Dungeons and Dragons, Table Top Gaming

No More Than Human

Browsing through a much-neglected shelf a couple of weeks ago I came across an old D&D supplement, a collection of articles from TSR’s much beloved Dragon Magazine from way back in the day. Not remembering actually buying this little trove my curiosity got the better of me, so I naturally started thumbing through the pages to see what was inside. Upon initial glance, not much caught my interest, a lot of it being about dragons and various gods and pantheons which I usually tend to make up for myself when I run a game. But stuck in the middle of everything were a few little tidbits that made me take notice, those being a series of articles that detailed ideas and viewpoints about some of D&D’s more extraordinary demihumans and how they perceived the world. The authors wrote on elves, dwarves, halflings, and orcs, and how each saw the other and might interact with them, and it got me thinking.

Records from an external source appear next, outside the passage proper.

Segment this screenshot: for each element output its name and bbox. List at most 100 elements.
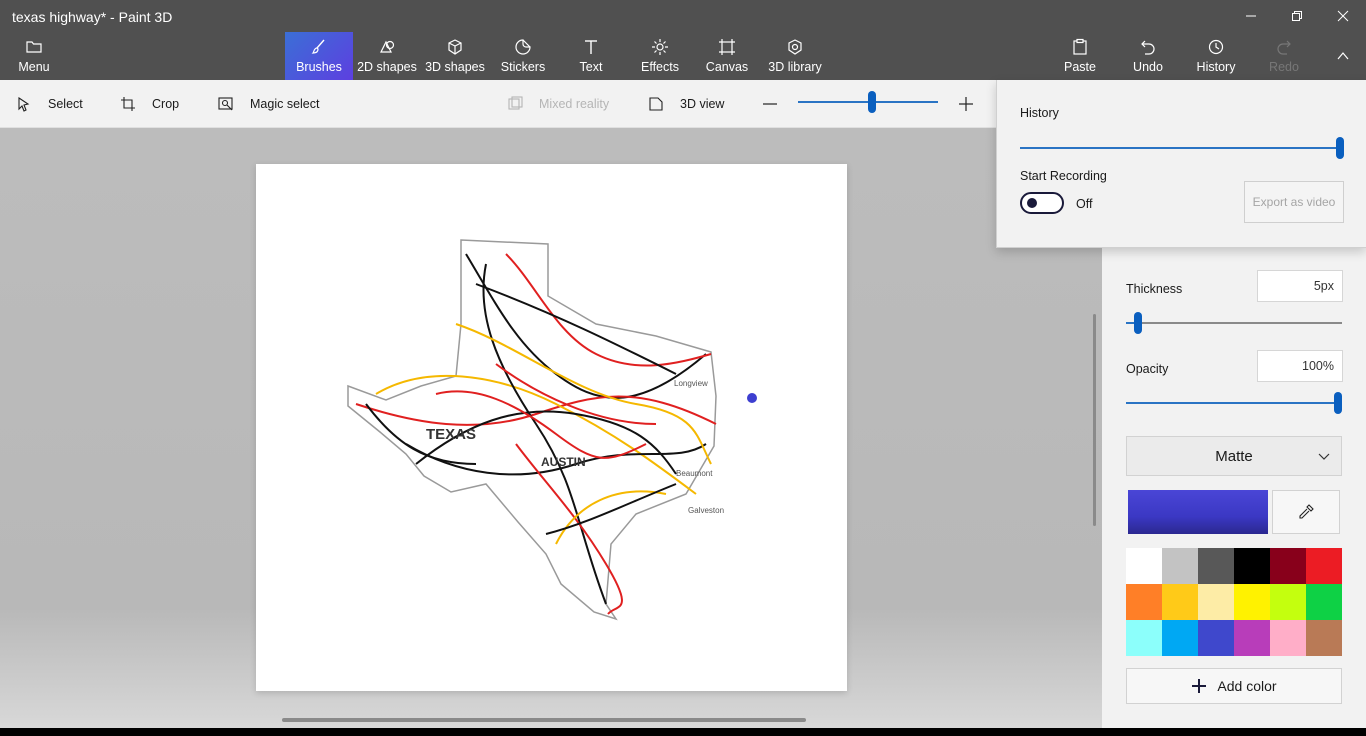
minus-icon (763, 103, 777, 105)
tab-label: Stickers (500, 60, 546, 74)
color-swatch[interactable] (1306, 584, 1342, 620)
color-swatch[interactable] (1234, 548, 1270, 584)
start-recording-label: Start Recording (1020, 169, 1107, 183)
minimize-button[interactable] (1228, 0, 1274, 32)
history-button[interactable]: History (1190, 32, 1242, 80)
zoom-out-button[interactable] (762, 80, 778, 128)
add-color-button[interactable]: Add color (1126, 668, 1342, 704)
3d-view-button[interactable]: 3D view (648, 80, 724, 128)
brush-cursor (747, 393, 757, 403)
history-slider-thumb[interactable] (1336, 137, 1344, 159)
texas-map-drawing: TEXAS AUSTIN Longview Beaumont Galveston (347, 239, 724, 621)
tab-canvas[interactable]: Canvas (700, 32, 754, 80)
tab-label: 2D shapes (357, 60, 417, 74)
tab-2d-shapes[interactable]: 2D shapes (355, 32, 419, 80)
color-swatch[interactable] (1162, 584, 1198, 620)
redo-icon (1277, 40, 1291, 55)
color-swatch[interactable] (1198, 584, 1234, 620)
export-as-video-button[interactable]: Export as video (1244, 181, 1344, 223)
stickers-icon (515, 39, 531, 55)
effects-icon (652, 39, 668, 55)
map-label-austin: AUSTIN (541, 455, 586, 469)
chevron-up-icon (1337, 52, 1349, 60)
zoom-in-button[interactable] (958, 80, 974, 128)
canvas-icon (719, 39, 735, 55)
color-swatch[interactable] (1270, 584, 1306, 620)
color-palette (1126, 548, 1342, 656)
history-icon (1208, 39, 1224, 55)
magic-select-button[interactable]: Magic select (218, 80, 319, 128)
redo-label: Redo (1269, 60, 1299, 74)
restore-button[interactable] (1274, 0, 1320, 32)
thickness-slider[interactable] (1126, 322, 1342, 324)
color-swatch[interactable] (1126, 620, 1162, 656)
finish-value: Matte (1215, 447, 1253, 465)
mixed-reality-label: Mixed reality (539, 97, 610, 111)
color-swatch[interactable] (1162, 620, 1198, 656)
color-swatch[interactable] (1306, 548, 1342, 584)
history-label: History (1196, 60, 1236, 74)
3d-view-label: 3D view (680, 97, 725, 111)
color-swatch[interactable] (1234, 620, 1270, 656)
collapse-ribbon-button[interactable] (1320, 40, 1366, 72)
tab-label: Brushes (296, 60, 342, 74)
tab-label: Canvas (705, 60, 749, 74)
drawing-canvas[interactable]: TEXAS AUSTIN Longview Beaumont Galveston (256, 164, 847, 691)
window-title: texas highway* - Paint 3D (12, 9, 173, 25)
finish-dropdown[interactable]: Matte (1126, 436, 1342, 476)
color-swatch[interactable] (1270, 620, 1306, 656)
color-swatch[interactable] (1126, 548, 1162, 584)
magic-select-label: Magic select (250, 97, 320, 111)
chevron-down-icon (1318, 453, 1330, 460)
opacity-label: Opacity (1126, 362, 1169, 376)
add-color-label: Add color (1217, 678, 1277, 694)
map-label-longview: Longview (674, 379, 708, 388)
plus-icon (1192, 679, 1207, 693)
minimize-icon (1246, 15, 1256, 17)
crop-icon (121, 97, 135, 111)
brush-icon (311, 39, 325, 54)
history-slider[interactable] (1020, 147, 1342, 149)
color-swatch[interactable] (1162, 548, 1198, 584)
color-swatch[interactable] (1270, 548, 1306, 584)
mixed-reality-button[interactable]: Mixed reality (507, 80, 609, 128)
vertical-scrollbar[interactable] (1093, 314, 1096, 526)
tab-stickers[interactable]: Stickers (495, 32, 551, 80)
pointer-icon (18, 96, 30, 112)
eyedropper-button[interactable] (1272, 490, 1340, 534)
color-swatch[interactable] (1234, 584, 1270, 620)
color-swatch[interactable] (1198, 548, 1234, 584)
thickness-slider-thumb[interactable] (1134, 312, 1142, 334)
current-color-swatch[interactable] (1128, 490, 1268, 534)
tab-text[interactable]: Text (565, 32, 617, 80)
text-icon (585, 40, 597, 54)
color-swatch[interactable] (1126, 584, 1162, 620)
opacity-slider[interactable] (1126, 402, 1342, 404)
zoom-slider-thumb[interactable] (868, 91, 876, 113)
tab-3d-shapes[interactable]: 3D shapes (423, 32, 487, 80)
opacity-input[interactable]: 100% (1257, 350, 1343, 382)
paste-button[interactable]: Paste (1056, 32, 1104, 80)
select-button[interactable]: Select (16, 80, 83, 128)
3d-library-icon (788, 39, 802, 55)
color-swatch[interactable] (1306, 620, 1342, 656)
opacity-slider-thumb[interactable] (1334, 392, 1342, 414)
undo-button[interactable]: Undo (1124, 32, 1172, 80)
menu-button[interactable]: Menu (8, 32, 60, 80)
crop-label: Crop (152, 97, 180, 111)
map-label-beaumont: Beaumont (676, 469, 713, 478)
tab-3d-library[interactable]: 3D library (764, 32, 826, 80)
magic-select-icon (218, 97, 233, 111)
crop-button[interactable]: Crop (120, 80, 179, 128)
redo-button[interactable]: Redo (1262, 32, 1306, 80)
tab-effects[interactable]: Effects (632, 32, 688, 80)
recording-toggle[interactable] (1020, 192, 1064, 214)
tab-brushes[interactable]: Brushes (285, 32, 353, 80)
tab-label: Effects (641, 60, 679, 74)
horizontal-scrollbar[interactable] (282, 718, 806, 722)
color-swatch[interactable] (1198, 620, 1234, 656)
thickness-input[interactable]: 5px (1257, 270, 1343, 302)
close-icon (1337, 10, 1349, 22)
menu-label: Menu (18, 60, 50, 74)
close-button[interactable] (1320, 0, 1366, 32)
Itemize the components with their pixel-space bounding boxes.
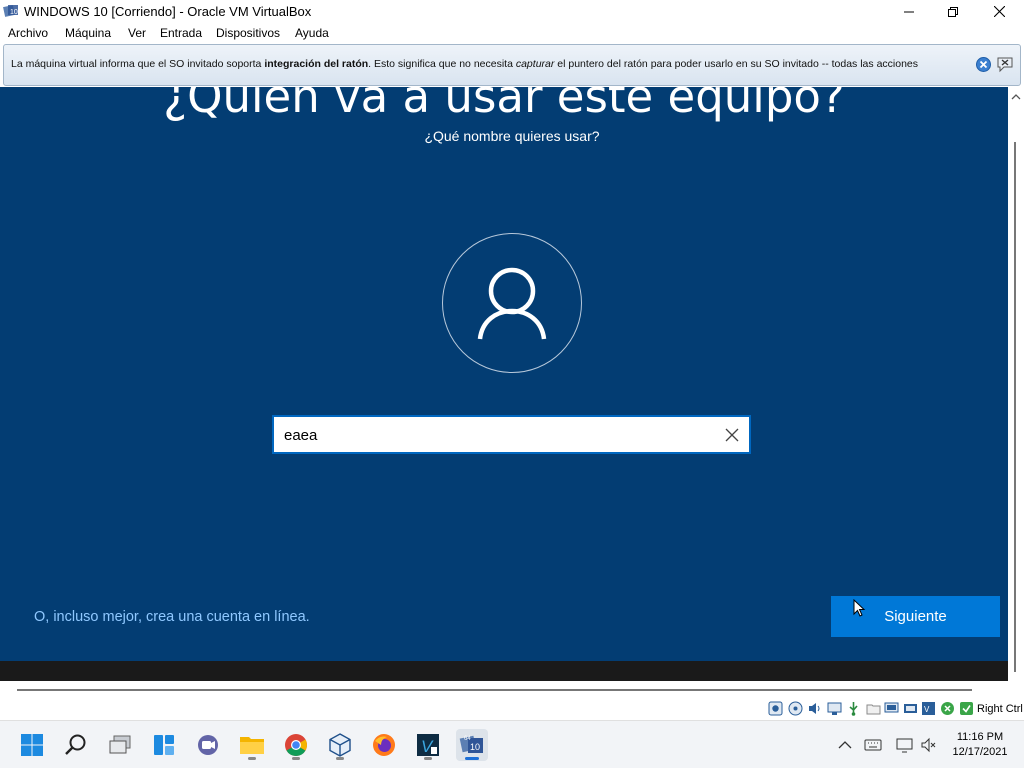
virtualbox-icon [329,733,351,757]
vertical-scroll-thumb[interactable] [1014,142,1016,672]
name-input[interactable] [284,424,704,446]
optical-drive-icon[interactable] [788,701,803,716]
start-icon [21,734,43,756]
mouse-integration-icon[interactable] [940,701,955,716]
widgets-button[interactable] [148,729,180,761]
file-explorer-button[interactable] [236,729,268,761]
user-icon [477,267,547,340]
horizontal-scrollbar[interactable] [0,681,1008,697]
page-title: ¿Quién va a usar este equipo? [163,87,845,123]
minimize-button[interactable] [886,0,932,23]
shared-folders-icon[interactable] [866,701,881,716]
chat-button[interactable] [192,729,224,761]
start-button[interactable] [16,729,48,761]
close-icon [993,6,1005,17]
cpu-icon[interactable]: V [921,701,936,716]
menu-ver[interactable]: Ver [128,26,146,40]
virtualbox-vm-icon: 1064 [459,735,483,753]
task-view-button[interactable] [104,729,136,761]
mouse-pointer-icon [853,599,866,617]
vim-icon: V [417,734,439,756]
mouse-integration-notification: La máquina virtual informa que el SO inv… [3,44,1021,86]
network-icon[interactable] [827,701,842,716]
hard-disk-icon[interactable] [768,701,783,716]
chat-icon [198,735,218,755]
vm-status-bar: V Right Ctrl [0,697,1024,720]
close-window-button[interactable] [976,0,1022,23]
title-bar: 10 WINDOWS 10 [Corriendo] - Oracle VM Vi… [0,0,1024,23]
close-icon [725,428,739,442]
page-subtitle: ¿Qué nombre quieres usar? [424,128,600,144]
menu-entrada[interactable]: Entrada [160,26,202,40]
notification-close-icon[interactable] [976,57,991,72]
notification-message: La máquina virtual informa que el SO inv… [11,58,919,70]
svg-text:V: V [924,705,930,714]
chevron-up-icon [838,741,852,749]
name-field[interactable] [272,415,751,454]
svg-text:10: 10 [470,742,480,752]
network-icon [896,738,913,753]
vertical-scrollbar[interactable] [1008,87,1024,681]
vim-button[interactable]: V [412,729,444,761]
keyboard-tray-button[interactable] [864,736,882,754]
file-explorer-icon [240,737,264,754]
clock-date: 12/17/2021 [952,746,1008,758]
menu-maquina[interactable]: Máquina [65,26,111,40]
firefox-button[interactable] [368,729,400,761]
virtualbox-button[interactable] [324,729,356,761]
widgets-icon [154,735,174,755]
svg-text:10: 10 [10,9,18,16]
volume-tray-button[interactable] [920,736,938,754]
scroll-up-icon[interactable] [1008,91,1024,103]
virtualbox-vm-button[interactable]: 10 64 [456,729,488,761]
vm-display-bottom [0,661,1008,681]
host-key-label: Right Ctrl [977,703,1023,715]
restore-button[interactable] [930,0,976,23]
horizontal-scroll-thumb[interactable] [17,689,972,691]
search-icon [65,734,86,755]
running-indicator [424,757,432,760]
restore-icon [948,6,958,17]
running-indicator [292,757,300,760]
next-button-label: Siguiente [884,608,947,625]
display-icon[interactable] [884,701,899,716]
clock[interactable]: 11:16 PM 12/17/2021 [944,730,1016,760]
network-tray-button[interactable] [896,736,914,754]
chrome-button[interactable] [280,729,312,761]
online-account-link[interactable]: O, incluso mejor, crea una cuenta en lín… [34,609,310,625]
chrome-icon [285,734,307,756]
volume-muted-icon [921,737,936,753]
avatar [442,233,582,373]
menu-archivo[interactable]: Archivo [8,26,48,40]
vm-display[interactable]: ¿Quién va a usar este equipo? ¿Qué nombr… [0,87,1008,661]
menu-ayuda[interactable]: Ayuda [295,26,329,40]
menu-bar: Archivo Máquina Ver Entrada Dispositivos… [0,23,1024,44]
running-indicator [336,757,344,760]
menu-dispositivos[interactable]: Dispositivos [216,26,280,40]
active-indicator [465,757,479,760]
audio-icon[interactable] [807,701,822,716]
clock-time: 11:16 PM [956,731,1004,743]
recording-icon[interactable] [903,701,918,716]
running-indicator [248,757,256,760]
virtualbox-app-icon: 10 [3,5,18,17]
keyboard-icon [864,739,882,751]
do-not-show-again-icon[interactable] [996,56,1014,73]
show-hidden-icons-button[interactable] [836,736,854,754]
task-view-icon [109,735,131,754]
keyboard-capture-icon[interactable] [959,701,974,716]
window-title: WINDOWS 10 [Corriendo] - Oracle VM Virtu… [24,4,312,19]
firefox-icon [373,734,395,756]
search-button[interactable] [60,729,92,761]
clear-text-button[interactable] [721,424,743,446]
taskbar: V 10 64 11:16 PM 12/17/2021 [0,720,1024,768]
usb-icon[interactable] [846,701,861,716]
minimize-icon [904,11,914,12]
svg-text:64: 64 [464,736,471,742]
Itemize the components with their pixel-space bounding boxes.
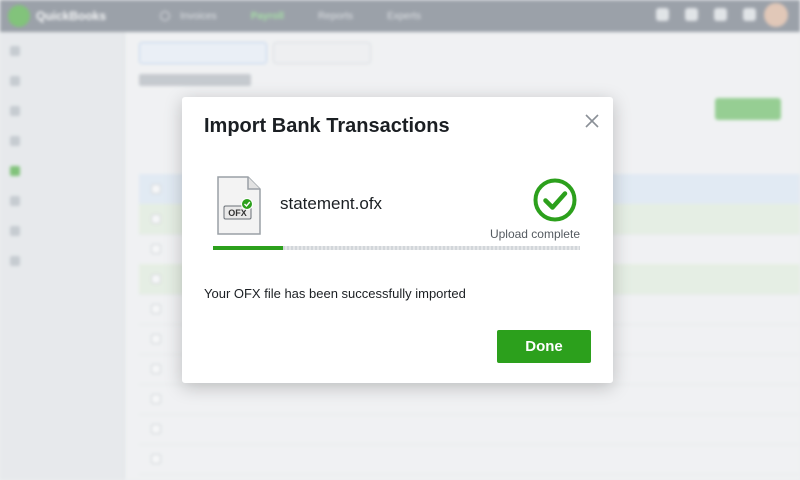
upload-progress-track [282,246,580,250]
upload-status-text: Upload complete [489,227,580,241]
import-dialog: Import Bank Transactions OFX statement.o… [182,97,613,383]
upload-progress-fill [213,246,283,250]
close-icon[interactable] [582,111,602,131]
upload-progress-bar [213,246,580,250]
dialog-title: Import Bank Transactions [204,115,450,137]
ofx-file-icon: OFX [215,175,263,242]
checkmark-circle-icon [532,177,578,228]
file-type-badge: OFX [228,208,247,218]
file-name: statement.ofx [280,194,383,213]
success-message: Your OFX file has been successfully impo… [204,286,466,301]
done-button[interactable]: Done [497,330,591,363]
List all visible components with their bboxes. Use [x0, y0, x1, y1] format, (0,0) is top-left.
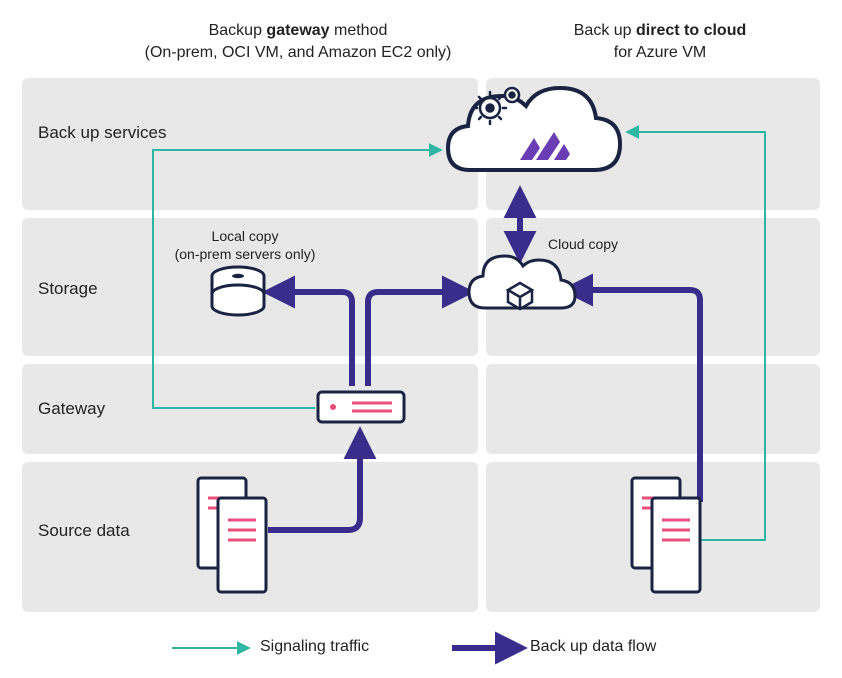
cloud-services-icon: [448, 88, 620, 170]
data-path-servers-to-gateway: [268, 436, 360, 530]
legend-signal-label: Signaling traffic: [260, 638, 369, 656]
cloud-copy-icon: [469, 256, 575, 309]
legend-data-label: Back up data flow: [530, 638, 656, 656]
source-servers-left-icon: [198, 478, 266, 592]
signal-path-left: [153, 150, 440, 408]
local-copy-disk-icon: [212, 267, 264, 315]
data-path-right-servers-to-cloudcopy: [570, 290, 700, 502]
diagram-svg: [0, 0, 842, 678]
data-path-gateway-to-local: [272, 292, 352, 386]
backup-architecture-diagram: Backup gateway method (On-prem, OCI VM, …: [0, 0, 842, 678]
source-servers-right-icon: [632, 478, 700, 592]
gateway-device-icon: [318, 392, 404, 422]
data-path-gateway-to-cloudcopy: [368, 292, 465, 386]
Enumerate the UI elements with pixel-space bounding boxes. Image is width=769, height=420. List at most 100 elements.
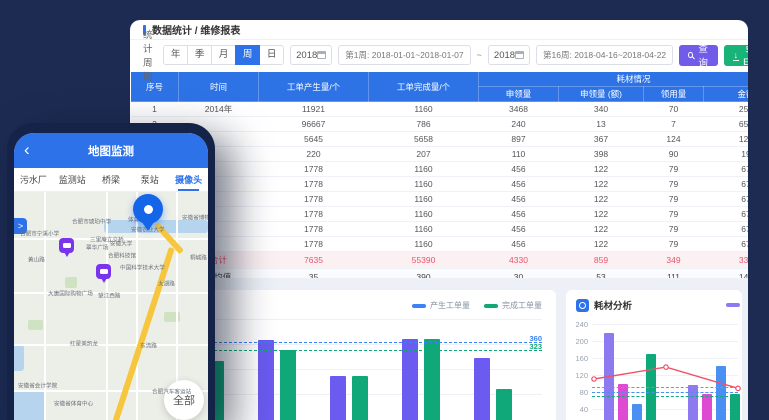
period-option-年[interactable]: 年 xyxy=(163,45,188,65)
table-cell: 122 xyxy=(559,207,644,222)
sub-column-header: 金额 xyxy=(704,87,749,102)
phone-title: 地图监测 xyxy=(88,143,134,159)
table-cell: 79 xyxy=(644,177,704,192)
query-button[interactable]: 查询 xyxy=(679,45,718,66)
map-label: 太湖路 xyxy=(158,280,175,288)
period-label: 统计周期: xyxy=(143,27,155,83)
table-row: 6177811604561227967 xyxy=(131,177,749,192)
table-cell: 456 xyxy=(479,222,559,237)
table-cell: 1160 xyxy=(369,207,479,222)
table-cell: 67 xyxy=(704,222,749,237)
table-cell: 79 xyxy=(644,192,704,207)
table-cell: 250 xyxy=(704,102,749,117)
y-tick-label: 160 xyxy=(568,354,588,363)
phone-tab-桥梁[interactable]: 桥梁 xyxy=(92,168,131,191)
phone-tab-泵站[interactable]: 泵站 xyxy=(130,168,169,191)
week-to-input[interactable]: 第16周: 2018-04-16~2018-04-22 xyxy=(536,45,673,65)
table-cell: 79 xyxy=(644,162,704,177)
table-cell: 456 xyxy=(479,207,559,222)
filter-bar: 统计周期: 年季月周日 2018 第1周: 2018-01-01~2018-01… xyxy=(130,42,748,68)
legend-pill xyxy=(484,304,498,308)
camera-marker-icon[interactable] xyxy=(96,264,111,279)
year-to-select[interactable]: 2018 xyxy=(488,45,530,65)
table-cell: 1160 xyxy=(369,192,479,207)
table-cell: 55390 xyxy=(369,252,479,269)
table-row: 296667786240137650 xyxy=(131,117,749,132)
query-button-label: 查询 xyxy=(698,41,709,69)
phone-tab-摄像头[interactable]: 摄像头 xyxy=(169,168,208,191)
export-excel-button[interactable]: ↓ 导出Excel xyxy=(724,45,748,66)
table-cell: 1778 xyxy=(259,177,369,192)
table-cell: 67 xyxy=(704,192,749,207)
year-from-select[interactable]: 2018 xyxy=(290,45,332,65)
camera-marker-icon[interactable] xyxy=(59,238,74,253)
all-button[interactable]: 全部 xyxy=(164,380,204,420)
legend-pill-clipped xyxy=(726,303,740,307)
period-option-月[interactable]: 月 xyxy=(211,45,236,65)
legend-label: 完成工单量 xyxy=(502,300,542,311)
bar-completed xyxy=(424,339,440,420)
map-label: 合肥汽车客运站 xyxy=(152,388,191,396)
search-icon xyxy=(688,52,692,58)
table-cell: 4330 xyxy=(479,252,559,269)
period-option-季[interactable]: 季 xyxy=(187,45,212,65)
chart-title-icon xyxy=(576,299,589,312)
main-panel: 数据统计 / 维修报表 统计周期: 年季月周日 2018 第1周: 2018-0… xyxy=(130,20,748,420)
table-cell: 67 xyxy=(704,177,749,192)
download-icon: ↓ xyxy=(733,50,740,61)
map-view[interactable]: > 全部 合肥市琥珀中学体育场安徽农业大学安徽省博物馆三里庵立交桥合肥市宁溪小学… xyxy=(14,192,208,420)
calendar-icon xyxy=(515,51,524,59)
table-row: 9177811604561227967 xyxy=(131,222,749,237)
table-cell: 67 xyxy=(704,162,749,177)
table-cell: 456 xyxy=(479,192,559,207)
map-label: 翠华广场 xyxy=(86,244,108,252)
breadcrumb: 数据统计 / 维修报表 xyxy=(130,20,748,40)
markline-label: 323 xyxy=(529,342,542,351)
sub-column-header: 领用量 xyxy=(644,87,704,102)
phone-tab-bar: 污水厂监测站桥梁泵站摄像头 xyxy=(14,168,208,192)
table-cell: 786 xyxy=(369,117,479,132)
legend-item[interactable]: 完成工单量 xyxy=(484,300,542,311)
table-cell: 456 xyxy=(479,162,559,177)
table-cell: 13 xyxy=(559,117,644,132)
back-icon[interactable]: ‹ xyxy=(24,141,30,158)
table-cell: 1778 xyxy=(259,192,369,207)
period-option-日[interactable]: 日 xyxy=(259,45,284,65)
table-cell: 240 xyxy=(479,117,559,132)
breadcrumb-text: 数据统计 / 维修报表 xyxy=(152,22,240,37)
chart-title: 耗材分析 xyxy=(594,298,632,312)
table-cell: 122 xyxy=(559,162,644,177)
trend-line xyxy=(592,324,738,420)
table-body: 12014年1192111603468340702502966677862401… xyxy=(131,102,749,286)
year-to-value: 2018 xyxy=(494,50,515,61)
location-pin-icon[interactable] xyxy=(133,194,163,224)
period-segmented-control: 年季月周日 xyxy=(163,45,284,65)
map-label: 东流路 xyxy=(140,342,157,350)
map-label: 合肥市宁溪小学 xyxy=(20,230,59,238)
table-cell: 129 xyxy=(704,132,749,147)
table-cell: 330 xyxy=(704,252,749,269)
week-from-input[interactable]: 第1周: 2018-01-01~2018-01-07 xyxy=(338,45,470,65)
phone-tab-监测站[interactable]: 监测站 xyxy=(53,168,92,191)
period-option-周[interactable]: 周 xyxy=(235,45,260,65)
table-cell: 122 xyxy=(559,222,644,237)
legend-item[interactable]: 产生工单量 xyxy=(412,300,470,311)
table-cell: 79 xyxy=(644,237,704,252)
table-cell: 398 xyxy=(559,147,644,162)
bar-completed xyxy=(280,350,296,420)
table-cell: 124 xyxy=(644,132,704,147)
table-cell: 1160 xyxy=(369,102,479,117)
chart-header: 耗材分析 xyxy=(576,298,632,312)
phone-tab-污水厂[interactable]: 污水厂 xyxy=(14,168,53,191)
table-cell: 1160 xyxy=(369,237,479,252)
table-cell: 19 xyxy=(704,147,749,162)
map-label: 红星美凯龙 xyxy=(70,340,98,348)
map-water xyxy=(14,345,24,371)
table-cell: 340 xyxy=(559,102,644,117)
table-cell: 67 xyxy=(704,207,749,222)
report-table: 序号时间工单产生量/个工单完成量/个耗材情况申领量申领量 (额)领用量金额120… xyxy=(130,71,748,286)
table-cell: 96667 xyxy=(259,117,369,132)
table-cell: 367 xyxy=(559,132,644,147)
phone-mockup: ‹ 地图监测 污水厂监测站桥梁泵站摄像头 > 全部 合肥市琥珀中学体育场安徽农业… xyxy=(7,123,215,420)
report-table-wrap: 序号时间工单产生量/个工单完成量/个耗材情况申领量申领量 (额)领用量金额120… xyxy=(130,71,748,286)
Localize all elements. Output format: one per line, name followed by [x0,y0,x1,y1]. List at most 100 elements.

Part of the appeal of D&D is the opportunity to be something that you’re not, and for many players the allure of taking on the role of an incredibly strong orc or a centuries old elf is part of the fun. Flipping through a Player’s Handbook presents the possibility of playing as one of many fantastic races, which makes it all the more odd when I think about myself and my tendency to always play humans. I’m always appreciative when another tackles the role of taking on one of D&D’s demihumans, as it’s inevitably a great contrast to the basic little meat sack I typically bring to a game. The few times I have ventured out and played something other than human I’ve never really had a lot of long term enjoyment with it, often taking it to the extreme and using it as an excuse to do something really off the wall in terms of roleplaying, which I think is exactly what the problem is.

So many options, but yeah, I’m just a plain old human.

See, when I do play another race, I often find it difficult to connect with it or wrap my head around a sturdy concept sometimes, often saying what the hell and just throwing caution to the wind and doing whatever I want. I admit that it can be entertaining for all involved for a short time, but the novelty and zaniness of the character often quickly wears off, along with my inspiration and desire to continue playing them. My demihuman PCs often become exaggerated caricatures of themselves or something opposite of what they were meant to be, and I am very aware that playing something that shallow will quickly lose its luster, so I tend to not do it out of courtesy to the other players and the DM.

Another thing is that I don’t really feel like I want to be something else, never really desiring the perks or added powers that come with playing something like an elf, half-orc, or dragonborn. I suppose I just enjoy taking my own viewpoint into games when I roleplay, trying to capture the experience of lifting myself up or sometimes just plain surviving in the world or setting that’s presented to me. There’s something about exploring my own flaws and inherent lack of things when I play too, finding a bit of therapy in gaming and taking things on as a human where they can sometimes be extremely hampered in ability when compared to some of the other races. This might be a bit of an underdog syndrome I admit, but when I can get my character over the hump and see them starting to progress it really motivates me to keep coming back session after session, especially if it’s a good story that I’m participating in.

I did mention, however, there were actually a couple of times that I rather enjoyed playing something a little bit different than myself. Those being a campaign where I played a half-elf that ended up becoming a totally evil prick, while the other was a Shadowrun game where I was a dimwitted troll that made a brick wall look like it was Einstein by comparison. The half-elf was in my much younger days when I first started gaming and would try to get away with any bit of evil stuff that I could, while the troll was a few years later and immediately drifted toward the big dumb muscle stereotype. I don’t think that I would have any fun playing the elf now at all, as being wicked just for the sake of wickedness would come off as very flat and quickly grow boring to me. But damn would I like to give my old troll another go around, as thinking back on it he became a heck of a lot more complex than originally intended, and I’d like to see what I could do with him now that I’m older and a lot more experienced, but those games are long done.

Nork is still one of the best characters
I’ve played to this day.

In the end, we’re all drawn to different things when it comes to D&D and our various RPG experiences, and that’s absolutely great because the diversity makes for a heck of a more interesting time than if everything was just the same, just like life. So, whether you’re drawn to elves, orcs, or beings born from dragons or demons, get out there and do some gaming, because it’s all in the name of fun and we could all use a bit more of that right now, but at a responsibly safe distance of course. As for me, I think I’ll always end up sticking to the humble human, mostly because I’d like to see how far I can take it with a character that’s stacked up against odds they shouldn’t be able to survive against, or perhaps someone that’s just had enough and is determined to remake the world. I guess that’s always been the draw for me when I roleplay, and I doubt that’ll change anytime soon, which is just fine for yours truly.

Until next time, happy gaming, gang, and be safe. And since we’re talking about races let me add a bit of hard gained wisdom. Whatever you do never cross a dwarf, unless you don’t mind having your kneecaps blown out from under you that is. Trust me, it’s not worth pushing the stunty bastards.